La dignidad como fundamento

 

El valor que está detrás de la prohibición fundamental de penas inhumanas es el de la dignidad de la persona. El punto de partida es la insoportabilidad de determinados tratos a los penados como contenido de su pena, por mucho que esas personas hayan tratado inhumanamente a sus víctimas. No es por lo tanto una cuestión de proporcionalidad y en tal sentido un postulado ya cubierto por ese principio. No se trata de eso: podría infligirse una pena inhumana de un modo necesario y útil para la prevención de conductas extremadamente lesivas. La pena inhumana puede ser proporcionada. Digna es lo que no sería.

El razonamiento conduce al concepto de dignidad humana en su vertiente de sancta sanctorum, de inviolabilidad de la persona en el sentido de que hay ciertas conductas a las que el poder público – o cualquiera – no puede obligar a una persona a ser sujeto pasivo o activo de las mismas, bajo ninguna justificación. La cuestión es la de cuáles son las dimensiones de ese territorio y por qué son esas y no otras.

Partamos para esa reflexión de algunas intuiciones que creo que son compartidas. La primera de ellas es que se trata de una frontera que ha ido variando con el tiempo y, contemplada con suficiente amplitud diacrónica, siempre en la misma dirección restrictiva. Lo que en otros tiempos se vio con naturalidad hoy se ve con repugnancia en las sociedades democráticas, como las penas corporales, la pena de muerte ejecutada con ensañamiento o la pena de muerte misma. Estaríamos ante un principio en sentido estricto, un mandato de optimización, en el que la línea roja de exclusión ha ido avanzando con el tiempo, proscribiendo cada vez más modalidades de pena.

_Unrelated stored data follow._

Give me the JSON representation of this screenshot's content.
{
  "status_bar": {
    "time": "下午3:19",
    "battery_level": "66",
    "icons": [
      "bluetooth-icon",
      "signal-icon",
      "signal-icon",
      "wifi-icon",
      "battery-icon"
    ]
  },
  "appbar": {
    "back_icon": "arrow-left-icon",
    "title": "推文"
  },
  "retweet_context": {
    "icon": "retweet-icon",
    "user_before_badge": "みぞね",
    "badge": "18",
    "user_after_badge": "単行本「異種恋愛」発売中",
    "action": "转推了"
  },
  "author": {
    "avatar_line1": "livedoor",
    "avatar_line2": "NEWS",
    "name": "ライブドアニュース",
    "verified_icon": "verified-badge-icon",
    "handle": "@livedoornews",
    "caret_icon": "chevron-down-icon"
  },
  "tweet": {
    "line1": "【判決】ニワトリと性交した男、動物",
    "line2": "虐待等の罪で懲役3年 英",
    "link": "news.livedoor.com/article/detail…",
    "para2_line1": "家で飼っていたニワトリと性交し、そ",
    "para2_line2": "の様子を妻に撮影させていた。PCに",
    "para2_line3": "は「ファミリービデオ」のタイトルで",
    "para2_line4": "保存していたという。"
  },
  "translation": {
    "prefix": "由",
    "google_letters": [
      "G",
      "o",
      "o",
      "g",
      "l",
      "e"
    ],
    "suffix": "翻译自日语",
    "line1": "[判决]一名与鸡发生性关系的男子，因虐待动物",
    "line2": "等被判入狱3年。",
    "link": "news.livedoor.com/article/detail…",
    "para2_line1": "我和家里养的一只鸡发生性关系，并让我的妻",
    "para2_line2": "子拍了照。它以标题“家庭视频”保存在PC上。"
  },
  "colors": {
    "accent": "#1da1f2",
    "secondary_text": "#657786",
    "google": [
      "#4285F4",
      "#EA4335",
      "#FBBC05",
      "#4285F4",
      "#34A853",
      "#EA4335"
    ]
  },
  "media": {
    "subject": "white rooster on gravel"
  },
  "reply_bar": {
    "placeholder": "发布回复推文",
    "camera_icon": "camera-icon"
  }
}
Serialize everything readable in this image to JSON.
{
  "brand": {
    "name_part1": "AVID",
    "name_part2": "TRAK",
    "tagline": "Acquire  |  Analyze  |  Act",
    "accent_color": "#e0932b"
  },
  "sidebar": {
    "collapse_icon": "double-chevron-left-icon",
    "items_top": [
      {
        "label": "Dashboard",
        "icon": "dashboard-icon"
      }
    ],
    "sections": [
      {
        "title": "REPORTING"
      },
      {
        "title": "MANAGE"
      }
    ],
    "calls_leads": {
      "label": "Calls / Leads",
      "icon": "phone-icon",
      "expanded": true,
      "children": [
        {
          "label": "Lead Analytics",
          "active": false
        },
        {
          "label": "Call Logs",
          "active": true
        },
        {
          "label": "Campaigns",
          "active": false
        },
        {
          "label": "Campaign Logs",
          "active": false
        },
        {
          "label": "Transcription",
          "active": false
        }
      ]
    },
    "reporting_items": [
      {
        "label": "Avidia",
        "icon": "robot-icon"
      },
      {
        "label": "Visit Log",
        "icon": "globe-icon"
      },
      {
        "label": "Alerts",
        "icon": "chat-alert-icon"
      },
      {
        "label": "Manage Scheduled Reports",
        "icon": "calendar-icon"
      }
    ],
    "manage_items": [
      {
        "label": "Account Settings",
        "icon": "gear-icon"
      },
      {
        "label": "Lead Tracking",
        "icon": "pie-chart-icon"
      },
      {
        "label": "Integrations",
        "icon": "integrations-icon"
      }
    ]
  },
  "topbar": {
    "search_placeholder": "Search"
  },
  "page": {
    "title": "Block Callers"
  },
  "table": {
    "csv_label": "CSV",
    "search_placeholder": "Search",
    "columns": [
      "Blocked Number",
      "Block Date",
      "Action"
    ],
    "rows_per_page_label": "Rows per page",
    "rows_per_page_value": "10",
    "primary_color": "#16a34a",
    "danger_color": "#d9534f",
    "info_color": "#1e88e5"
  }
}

La segunda percepción es la de que la pena indigna no se mide solo por la cantidad de privaciones irrogadas al penado sino también por su naturaleza, por su calidad, por la generación de humillación. No dudamos hoy, por ejemplo, que sería indigna la pena consistente en el abofeteamiento por parte del juez al autor del delito leve. De esta cereza tira una tercera intuición, que es la de la objetividad de la inhumanidad, que no depende ni de la percepción del sujeto penado ni de su falta de aceptación de la pena. Las bofetadas públicas al penado no dejan de ser indignas si el mismo opta por ellas para evitar el pago de una multa o su estancia breve en prisión.

 

Las penas corporales

 

La prohibición de penas corporales obedece a la que es quizás la manifestación más primitiva de la dignidad humana, que es la de la intangibilidad corporal frente a las intromisiones no consentidas. Somos ante todo cuerpo y radicalmente soberanos de nuestro cuerpo, idea que veda, entre otras cosas, que la pena pueda consistir en la supresión de partes del cuerpo o en la inflicción de sufrimiento físico o mental. Por debajo, esta prohibición no se detiene en la tortura en cuanto acto por el cual se inflige “intencionadamente a una persona dolores o sufrimientos graves, ya sean físicos o mentales, con el […] de castigarla por un acto que haya cometido, […] cuando dichos dolores o sufrimientos sean infligidos por un funcionario público u otra persona en el ejercicio de funciones públicas” (art. 1.1 de la Convención contra la Tortura y otros Tratos o Penas Crueles, Inhumanos o Degradantes). Comprende cualquier otro dolor o sufrimiento de menor gravedad, que constituiría una pena inhumana o degradante. Por encima, la prohibición de penas corporales comprende la prohibición de la pena de muerte en cuanto que esta tiene por contenido la entera supresión del cuerpo.

 

La exclusión social

 

Existen otras penas que son inhumanas porque privan radicalmente al condenado de la socialidad, rasgo del ser humano, diseñado para “relacionarse socialmente, formar parte de un grupo y ser aceptado” (Marina Torres).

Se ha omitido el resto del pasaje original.